Hugh was the son of Henry Annett of Widdrington, Northumberland, and Edith Annett (formerly Crawford) of Stanton Fence, Morpeth. He was born in 1886 in Widdrington and had three siblings: Henry (born around 1884), Edith (born around 1888), and James (born around 1890). His younger brother James also served with the Durham Light Infantry and survived the war. Three staff also shared the Annett family home; Maud Burland (the Governess), and Mary Ray and Isabella Morton (both servants).
Hugh was educated at King Edward VI School, Morpeth, then Armstrong College (1902-1906). At Armstrong College, Hugh studied Metallurgy, Mining, Surveying, Engineering and Electrical Engineering and was awarded a BSc in September 1906. He worked as Under Manager at Horden Colliery having gained his manager's certificate in 1909. He was also a member of the Institute of Mining Engineers.
Hugh joined the Durham Light Infantry, 6th Battalion on 14th July 1915, gazetted at the rank of Second Lieutenant.
Hugh arrived in France on 15th March 1916. On 6th June 1916, he led 24 men in Y Company in a night raid against German trenches, but came under heavy resistance from opposition troops whilst in no man’s land. The delayed raid was attempted again on the 9th June and once more on 12th June. Hugh and his men entered the enemy trench, and after doing considerable damage with bombs and rifles, returned without casualty.

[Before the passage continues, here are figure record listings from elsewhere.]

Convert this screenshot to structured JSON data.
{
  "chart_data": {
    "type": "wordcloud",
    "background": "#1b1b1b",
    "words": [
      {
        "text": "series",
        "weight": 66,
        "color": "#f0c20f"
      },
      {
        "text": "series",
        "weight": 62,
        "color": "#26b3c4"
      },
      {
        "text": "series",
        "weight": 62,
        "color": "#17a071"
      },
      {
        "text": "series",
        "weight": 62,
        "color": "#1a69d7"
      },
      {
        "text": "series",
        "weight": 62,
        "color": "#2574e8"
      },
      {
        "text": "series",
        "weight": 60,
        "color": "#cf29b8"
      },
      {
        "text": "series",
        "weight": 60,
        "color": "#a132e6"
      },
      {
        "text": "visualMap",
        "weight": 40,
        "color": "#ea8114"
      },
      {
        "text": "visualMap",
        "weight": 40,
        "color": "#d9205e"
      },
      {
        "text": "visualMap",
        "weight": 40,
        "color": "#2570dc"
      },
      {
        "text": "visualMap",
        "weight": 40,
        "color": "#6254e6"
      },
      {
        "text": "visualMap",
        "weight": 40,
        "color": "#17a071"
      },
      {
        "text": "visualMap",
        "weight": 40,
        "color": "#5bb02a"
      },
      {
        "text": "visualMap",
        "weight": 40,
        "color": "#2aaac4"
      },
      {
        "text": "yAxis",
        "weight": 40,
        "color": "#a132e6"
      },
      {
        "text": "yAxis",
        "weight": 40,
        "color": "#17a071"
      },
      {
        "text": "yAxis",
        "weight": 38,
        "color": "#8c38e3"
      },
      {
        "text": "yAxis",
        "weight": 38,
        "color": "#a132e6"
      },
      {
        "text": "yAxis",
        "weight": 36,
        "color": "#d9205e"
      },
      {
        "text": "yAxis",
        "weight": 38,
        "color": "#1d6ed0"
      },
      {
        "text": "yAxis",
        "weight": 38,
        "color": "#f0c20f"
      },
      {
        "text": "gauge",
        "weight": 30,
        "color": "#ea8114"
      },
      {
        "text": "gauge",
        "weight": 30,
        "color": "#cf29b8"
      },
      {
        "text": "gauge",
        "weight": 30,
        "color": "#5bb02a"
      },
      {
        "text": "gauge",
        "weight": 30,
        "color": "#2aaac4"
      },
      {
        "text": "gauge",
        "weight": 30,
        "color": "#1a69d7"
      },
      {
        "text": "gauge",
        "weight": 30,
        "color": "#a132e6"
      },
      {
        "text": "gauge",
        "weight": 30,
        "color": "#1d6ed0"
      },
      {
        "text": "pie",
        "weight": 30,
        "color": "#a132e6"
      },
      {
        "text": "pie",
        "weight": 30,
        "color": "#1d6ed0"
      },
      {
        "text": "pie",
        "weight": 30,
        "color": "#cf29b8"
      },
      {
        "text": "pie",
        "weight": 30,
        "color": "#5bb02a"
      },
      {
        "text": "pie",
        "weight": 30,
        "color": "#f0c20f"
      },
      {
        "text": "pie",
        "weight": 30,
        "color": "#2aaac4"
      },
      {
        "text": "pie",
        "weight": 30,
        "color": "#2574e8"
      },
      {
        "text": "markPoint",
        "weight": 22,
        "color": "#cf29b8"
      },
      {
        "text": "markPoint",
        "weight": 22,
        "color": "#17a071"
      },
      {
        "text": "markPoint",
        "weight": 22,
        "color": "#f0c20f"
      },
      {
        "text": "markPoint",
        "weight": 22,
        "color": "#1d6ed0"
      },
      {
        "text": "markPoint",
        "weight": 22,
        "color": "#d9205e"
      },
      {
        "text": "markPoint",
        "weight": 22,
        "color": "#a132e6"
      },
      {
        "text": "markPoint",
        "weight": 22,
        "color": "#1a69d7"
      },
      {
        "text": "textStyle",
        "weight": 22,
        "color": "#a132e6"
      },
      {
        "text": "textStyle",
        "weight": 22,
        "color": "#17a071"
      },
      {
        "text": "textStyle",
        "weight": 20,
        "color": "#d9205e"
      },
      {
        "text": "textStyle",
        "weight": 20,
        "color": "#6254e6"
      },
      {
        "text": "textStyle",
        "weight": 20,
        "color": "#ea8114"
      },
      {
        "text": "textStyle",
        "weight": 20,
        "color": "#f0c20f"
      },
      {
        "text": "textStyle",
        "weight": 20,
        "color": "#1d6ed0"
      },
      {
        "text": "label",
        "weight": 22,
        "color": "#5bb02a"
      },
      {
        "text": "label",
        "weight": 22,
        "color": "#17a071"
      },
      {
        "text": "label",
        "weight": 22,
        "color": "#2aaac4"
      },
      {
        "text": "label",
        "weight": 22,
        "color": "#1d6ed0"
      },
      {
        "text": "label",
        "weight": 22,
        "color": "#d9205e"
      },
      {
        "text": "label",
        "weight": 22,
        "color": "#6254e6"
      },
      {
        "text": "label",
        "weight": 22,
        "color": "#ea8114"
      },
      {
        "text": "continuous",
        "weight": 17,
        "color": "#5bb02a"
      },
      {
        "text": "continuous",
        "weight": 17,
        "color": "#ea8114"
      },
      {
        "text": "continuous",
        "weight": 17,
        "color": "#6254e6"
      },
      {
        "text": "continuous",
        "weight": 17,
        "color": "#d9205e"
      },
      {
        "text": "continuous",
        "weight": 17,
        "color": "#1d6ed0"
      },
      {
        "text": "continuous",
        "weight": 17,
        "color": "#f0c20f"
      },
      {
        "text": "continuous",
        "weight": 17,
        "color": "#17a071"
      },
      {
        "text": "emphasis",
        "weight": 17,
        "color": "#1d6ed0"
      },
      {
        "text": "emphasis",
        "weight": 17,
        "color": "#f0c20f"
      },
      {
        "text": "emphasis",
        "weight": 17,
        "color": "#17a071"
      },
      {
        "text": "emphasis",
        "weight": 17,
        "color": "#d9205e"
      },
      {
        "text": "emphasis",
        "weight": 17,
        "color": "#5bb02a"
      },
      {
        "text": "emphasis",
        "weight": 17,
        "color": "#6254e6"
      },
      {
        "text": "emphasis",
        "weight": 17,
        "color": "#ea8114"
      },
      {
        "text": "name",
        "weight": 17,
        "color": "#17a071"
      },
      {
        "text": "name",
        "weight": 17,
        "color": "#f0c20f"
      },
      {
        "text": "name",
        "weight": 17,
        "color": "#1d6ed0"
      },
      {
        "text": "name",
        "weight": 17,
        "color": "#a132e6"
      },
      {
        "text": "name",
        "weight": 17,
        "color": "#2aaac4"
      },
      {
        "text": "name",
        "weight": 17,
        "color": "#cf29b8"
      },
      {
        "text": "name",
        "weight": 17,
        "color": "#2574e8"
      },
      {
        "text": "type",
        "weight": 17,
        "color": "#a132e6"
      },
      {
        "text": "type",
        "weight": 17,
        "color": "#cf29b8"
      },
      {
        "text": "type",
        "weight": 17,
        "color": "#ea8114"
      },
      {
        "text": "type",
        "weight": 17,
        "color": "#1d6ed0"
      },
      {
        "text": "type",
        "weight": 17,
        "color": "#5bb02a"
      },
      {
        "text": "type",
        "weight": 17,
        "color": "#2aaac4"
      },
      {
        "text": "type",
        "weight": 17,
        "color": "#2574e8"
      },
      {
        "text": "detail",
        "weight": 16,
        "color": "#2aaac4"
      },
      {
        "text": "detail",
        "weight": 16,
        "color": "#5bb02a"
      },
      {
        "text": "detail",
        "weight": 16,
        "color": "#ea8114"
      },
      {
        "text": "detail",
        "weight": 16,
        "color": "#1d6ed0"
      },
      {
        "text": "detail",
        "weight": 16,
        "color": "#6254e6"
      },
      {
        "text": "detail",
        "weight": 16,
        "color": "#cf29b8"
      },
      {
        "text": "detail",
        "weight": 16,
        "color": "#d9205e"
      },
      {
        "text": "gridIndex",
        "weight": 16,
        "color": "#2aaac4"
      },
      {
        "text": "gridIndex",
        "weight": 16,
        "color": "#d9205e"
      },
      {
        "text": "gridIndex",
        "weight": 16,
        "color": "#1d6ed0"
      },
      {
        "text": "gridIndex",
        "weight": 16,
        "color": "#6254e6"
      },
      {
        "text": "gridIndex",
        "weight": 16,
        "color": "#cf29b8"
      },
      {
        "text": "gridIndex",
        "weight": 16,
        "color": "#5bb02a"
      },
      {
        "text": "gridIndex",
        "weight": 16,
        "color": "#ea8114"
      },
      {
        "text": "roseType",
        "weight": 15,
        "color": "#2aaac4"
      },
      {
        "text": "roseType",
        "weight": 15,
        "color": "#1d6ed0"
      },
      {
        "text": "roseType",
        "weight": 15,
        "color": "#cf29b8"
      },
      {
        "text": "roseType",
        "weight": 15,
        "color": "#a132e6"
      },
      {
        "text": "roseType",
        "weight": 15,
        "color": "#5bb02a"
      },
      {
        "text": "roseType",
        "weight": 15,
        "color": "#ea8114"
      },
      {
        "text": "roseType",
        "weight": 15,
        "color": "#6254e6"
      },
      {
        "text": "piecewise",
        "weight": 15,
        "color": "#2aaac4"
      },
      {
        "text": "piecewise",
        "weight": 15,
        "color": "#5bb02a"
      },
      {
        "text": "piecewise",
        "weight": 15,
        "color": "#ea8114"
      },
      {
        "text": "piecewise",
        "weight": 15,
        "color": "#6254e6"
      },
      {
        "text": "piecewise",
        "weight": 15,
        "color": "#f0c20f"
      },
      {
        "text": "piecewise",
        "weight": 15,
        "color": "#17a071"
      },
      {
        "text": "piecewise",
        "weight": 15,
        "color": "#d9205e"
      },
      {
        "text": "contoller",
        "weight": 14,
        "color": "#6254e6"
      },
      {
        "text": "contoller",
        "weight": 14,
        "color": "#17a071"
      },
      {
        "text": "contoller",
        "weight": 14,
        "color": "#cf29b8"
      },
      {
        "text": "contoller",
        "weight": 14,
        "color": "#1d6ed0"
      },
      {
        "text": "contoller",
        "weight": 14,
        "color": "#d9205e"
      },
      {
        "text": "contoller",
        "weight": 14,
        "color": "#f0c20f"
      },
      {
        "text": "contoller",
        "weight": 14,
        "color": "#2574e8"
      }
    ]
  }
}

Hugh was killed in action aged 29 whilst leading his company. On 15th September 1916, Hugh's battalion joined the 151st Brigade's assaulting formation at the Battle of Flers-Courcelette (15th - 22nd September 1916), near Martinpuich (Battle of the Somme). At 6.20 a.m. on the first day of this assault, his Battalion moved from Shelter Wood to the South West corner of Mametz Wood. At about 4 p.m. word came that the Battalion would move up the line at once and a conference was held with all Company Commanders. The Battalion attacked the German trenches, but were unsuccessful.